One Patch to Rule Them All: Universal Attacks on Image Captioning

What if you could make every photograph on the internet mean something else?

Not by editing each image individually, but by finding a single fixed perturbation, a specific pattern of pixel-level noise, that when added to any image causes a state-of-the-art captioning model to describe it as something entirely different. A photo of a dog becomes “a man holding a gun.” A sunset becomes “a child in danger.” The images look identical to humans. The model is reliably, systematically wrong.

That’s what CaptionFool demonstrates, and the numbers are more alarming than the premise. A universal adversarial perturbation modifying only 1.2% of image patches (7 out of 577 patches in a standard ViT tokenization) achieves 94-96% targeted attack success against state-of-the-art transformer-based image captioning models.

Why “Universal” Changes Everything

Input-specific adversarial attacks on image models have been known since 2014. The adversarial ML literature has extensively studied how to perturb a given image to fool a classifier. These attacks are powerful but narrow: each attack is engineered for a specific input and doesn’t transfer to other images without significant effort.

Universal attacks are different. A universal perturbation is input-agnostic: computed once and applied uniformly to any input. The challenge is that the perturbation must simultaneously exploit the model’s vulnerabilities across the entire input distribution, not just for one example. Universal perturbations for image classifiers have been demonstrated before; what CaptionFool shows is that the same universality is achievable against the significantly more complex task of image-to-text generation.

The Technical Challenge

Image captioning is harder to attack universally than classification for two reasons. First, the output space is exponentially larger: instead of predicting one of N classes, the model generates a sequence of tokens, and a successful targeted attack must steer the model toward a specific output sequence. Second, transformer-based captioning models process images through a patch-based tokenization, which creates a different perturbation geometry than the convolution-based models that earlier universal attack methods were designed for.
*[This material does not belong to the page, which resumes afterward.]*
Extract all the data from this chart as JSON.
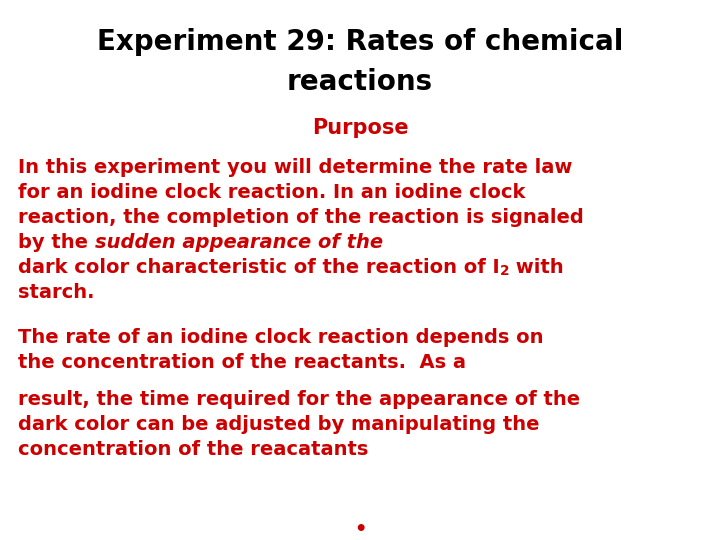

CaptionFool addresses the patch structure directly. Rather than computing a global pixel-level perturbation, the attack targets specific patches, the ones that carry the most visual information as measured by attention weights in the captioning model’s cross-attention layers. Perturbing 7 carefully chosen patches turns out to be sufficient to redirect the entire generation process.

The Stakes

The downstream applications are what make this result worth taking seriously outside the research community.

Accessibility. Automated image captioning is a primary assistive technology for visually impaired users. Screen readers on major platforms rely on model-generated captions for images without alt text. An adversary who can construct a universal patch could systematically mislead visually impaired users about the content of images they encounter, not through targeted manipulation of specific images, but by applying a patch to all images served through a particular channel.

Content moderation. Automated content moderation pipelines increasingly use vision-language models to identify policy-violating content. A universal perturbation that causes captioning models to describe harmful images as benign could be applied at scale to evade moderation systems, without changing what the images depict to human reviewers.

The gap between human and model perception. The deepest implication of universal adversarial attacks isn’t any specific exploit; it’s what they reveal about the gap between how models process images and how humans do. Humans aren’t fooled by these perturbations. We see the original image correctly. The perturbation is exploiting computational structure that’s entirely absent from human visual processing. Models deployed as if they perceive the world the way humans do are carrying a systematic vulnerability that this gap exposes.

The paper is published at IntelliSys 2026 (Springer) and available on arXiv.